George L. Blackburn, M.D.

The world population will be an estimated 9 billion people by 2045. How will we feed them? Of today’s 6 billion, 1 billion are undernourished and another billion are overnourished. In the absence of energy transplantation, those of us in the health and food technology fields need to find a novel solution, one that makes the Green Revolution look like an effort in trivial pursuits.

In my article, “Pasteur’s Quadrant and Malnutrition,” in the January 2001 issue of Nature and the April 2001 issue of the Journal of Food Science, I sought to challenge nutritional biochemists and food technologists to develop new applications aimed at feeding the world’s growing population. I stated that progress would require new technologies in food-delivery systems and changes in social, political, and ecological systems.

The late Donald E. Stokes of Princeton University proposed a two-dimensional model in which innovations integrate basic science with technology—a marriage that can spark the social policies needed to feed humanity. Food technologists can be expected to play a pivotal role toward this end. Indeed, in an editorial in the February 1994 issue of Food Technology, I identified them as key to the treatment and prevention of human obesity. Careers in this field are bright. If we fully exploit foreseeable and unforeseeable technology in bionutrition and functional foods, they’re certain to be even brighter.

One of the foreseeable solutions for feeding the expanding mass of humanity is biotechnology, a science that holds extraordinary promise for improving the health and nutrition of billions of people. The American Medical Association recently endorsed biotechnology’s human and environmental safety. Other organizations, including the Center for Science in the Public Interest (CSPI), also support biotech solutions.

AMA’s position statement gives special recognition to the many benefits offered by genetically modified foods and crops. In fact, while current biotech crops have been shown to cause no health problems and only minor environmental disturbances, they’ve already begun to yield major benefits.

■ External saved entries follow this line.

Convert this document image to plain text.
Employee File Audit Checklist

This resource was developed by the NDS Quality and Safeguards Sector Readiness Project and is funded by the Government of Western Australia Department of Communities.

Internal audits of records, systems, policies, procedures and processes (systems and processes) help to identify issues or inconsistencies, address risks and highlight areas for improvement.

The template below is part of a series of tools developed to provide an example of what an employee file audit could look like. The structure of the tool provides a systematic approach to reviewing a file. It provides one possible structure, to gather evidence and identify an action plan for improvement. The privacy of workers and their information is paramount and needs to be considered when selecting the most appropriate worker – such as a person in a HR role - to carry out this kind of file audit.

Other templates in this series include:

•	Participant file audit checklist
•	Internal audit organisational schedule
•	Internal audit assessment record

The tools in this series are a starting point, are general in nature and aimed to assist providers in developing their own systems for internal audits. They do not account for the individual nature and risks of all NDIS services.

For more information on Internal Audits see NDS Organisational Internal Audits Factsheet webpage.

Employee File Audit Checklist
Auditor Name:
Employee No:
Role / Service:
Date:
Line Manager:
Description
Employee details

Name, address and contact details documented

In the Mississippi Delta, for example, biotech cotton has reduced the use of chemical insecticides by millions of gallons a year. Soybeans with engineered immunity to certain herbicides have allowed farmers to reduce soil erosion and replace more toxic herbicides, which pollute water, with relatively benign ones. And in Hawaii, the papaya industry is being saved by papayas with resistance to a devastating virus.

Biotech cotton means higher profits as well as reduced exposure to dangerous chemicals. Biotech reduces fumonisins because there’s less insect-damaged grain. These are just a couple of ways that biotechnology can be used to address nutritional and health needs around the world.

In a recent Wall Street Journal editorial, Michael Jacobson, CSPI’s executive director, wrote, “While biotechnology is not a panacea for every nutritional and agricultural problem, it is a powerful tool to increase food production, protect the environment, improve the healthfulness of foods, and produce valuable pharmaceuticals.” It might also be the linchpin connecting today’s foreseeable solutions with tomorrow’s unforeseeable ones.

Unforeseeable solutions will come from emergent technologies in the areas of bionutrition and functional foods, structured lipids, probiotics and prebiotics, ligand-binding proteins, phytonutrients and phytocompounds, and food technology. One example is new mixtures of structured lipids that can modulate the potentially damaging immune response that results from high levels of proinflammatory prostaglandins. Another is extrusion cooking, which can process mixtures of nutrient-dense plant foods into soup bases, flour mixes, and other dry foods.

Whatever the source of innovation, nutrition can be expected to play a pivotal role in optimizing health and productivity. Biotechnology will protect sweet potatoes from viruses, increase yields of rice, and reduce contamination in corn from mold-produced carcinogens. New biotech peanuts, rice, wheat, and other crops will neutralize the allergy-causing compounds in those foods, allowing millions of affected people to lead more-normal lives. And biotechnology will help produce enough food to meet the expected population growth of 3 billion people in the next 30–40 years.

Those in the developing world will be biotech’s greatest beneficiaries. Scientists will use it to introduce missing vitamins and other nutrients into the diets of poor people. One new strain of rice will contain beta-carotene, a precursor of vitamin A; another will add iron. As a result, millions of children will not suffer childhood blindness, and million of people will not develop iron deficiency-related diseases.

We can be very proud of efforts by the United States government, industry, academic, and medical communities to develop ways to benefit from biotechnology. The public trusts these institutions. Much work, however, remains to be done. Misinformation is rampant. Biotech critics have launched a sophisticated assault against the emerging technology. Using safety and environmental issues, they’ve spread alarm and confusion. One of our jobs is to educate the public and improve the availability of unbiased information on genetically modified crops and research activities.

James D. Watson, co-discoverer of the structure of DNA, once said, “Never put off doing something useful for fear of evil that may never arrive.” At this turning point in the science of nutrition, those words surely apply to us.

by George L. Blackburn is Associate Director, Div. of Nutrition, Harvard Medical School, Boston, Mass.